もー、馬鹿みたいに強いオニーチャンだったけど、頭も馬鹿だったのでパパが集めた口うるさいジジイ共に辟易してしまう。
周瑜や呂蒙などの若いイケイケな連中を集めて、すっかり戦争に夢中の日々。
……で、恨みをかったオニーチャンは刺客の手にかかって あっさりと死んでしまったのでした。
さて。無茶なオトーチャン・オニーチャンが残したモノとはなんだったのであろうか?
*土着の豪族が幅をきかし、王様自身はあまり偉くない制度。
*口うるさいジジイ共とイケイケなヤンキー連中で構成された、口論が絶えない家臣団。
*戦争で領土拡大したはいいけど、内政は手付かずの田舎領土。むろん、
文化の香りなんか全然しない。それどころか、山賊・反乱軍があふれて治安は悪いし、
しょっちゅう洪水を引き起こす長江のおかげで治水事業にかかりきりの荒れ果てた土地。
……スンマセン、こがぁな胃の痛くなるような王国、あげるといわれても……。困るんですけど。

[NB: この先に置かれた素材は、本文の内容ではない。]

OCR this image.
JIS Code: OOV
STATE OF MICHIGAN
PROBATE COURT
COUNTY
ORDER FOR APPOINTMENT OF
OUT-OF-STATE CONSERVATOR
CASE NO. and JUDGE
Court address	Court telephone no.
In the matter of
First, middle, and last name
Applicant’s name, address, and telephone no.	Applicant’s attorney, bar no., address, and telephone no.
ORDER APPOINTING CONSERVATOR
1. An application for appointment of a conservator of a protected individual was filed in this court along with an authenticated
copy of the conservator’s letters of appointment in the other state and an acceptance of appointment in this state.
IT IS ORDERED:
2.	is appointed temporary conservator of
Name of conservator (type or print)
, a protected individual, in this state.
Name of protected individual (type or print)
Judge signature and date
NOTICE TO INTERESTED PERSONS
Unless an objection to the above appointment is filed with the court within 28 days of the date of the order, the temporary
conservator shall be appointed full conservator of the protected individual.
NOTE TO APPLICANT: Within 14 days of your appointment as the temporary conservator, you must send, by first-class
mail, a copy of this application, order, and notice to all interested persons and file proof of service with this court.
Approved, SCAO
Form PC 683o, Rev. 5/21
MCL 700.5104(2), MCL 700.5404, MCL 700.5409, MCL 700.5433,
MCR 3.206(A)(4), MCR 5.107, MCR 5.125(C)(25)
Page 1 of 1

そう、孫権こそはこんな難題が山積みの国を運営し、多くの諸問題を解決していった名君と言えるのだ。国内の諸問題を片付けつつ、曹操や劉備と渡り合ったあたり、並の人間じゃあござんせん。
魏と蜀が天下を争う様を尻目に、何度も同盟を変えるといった柔軟な外交術もポイントが高い。
呉という国は、最初の段階で「戦争よりも内政」が命題となっている国だったのだ。
孫権の選択は、一国の君主としては まったくもって正しかったと言えるだろう。
ライバルであった蜀が結果的には夢破れて滅亡し、物語にはヒントを与えたけど歴史的にはたいした業績を残せなかったことと比較すると、呉は歴史的にも極めて大きな役割を果たしている。
孫権が豪族に頭を下げて協力をあおいだ数々の治水事業・治安事業は、辺境の田舎であった江南を大きく発展させ、後の歴史に深く関わる文化を育てることになったからだ。
今日に至る長江以南の中華の発展と、
三国時代の孫呉の王・孫権は決して無関係ではないのである。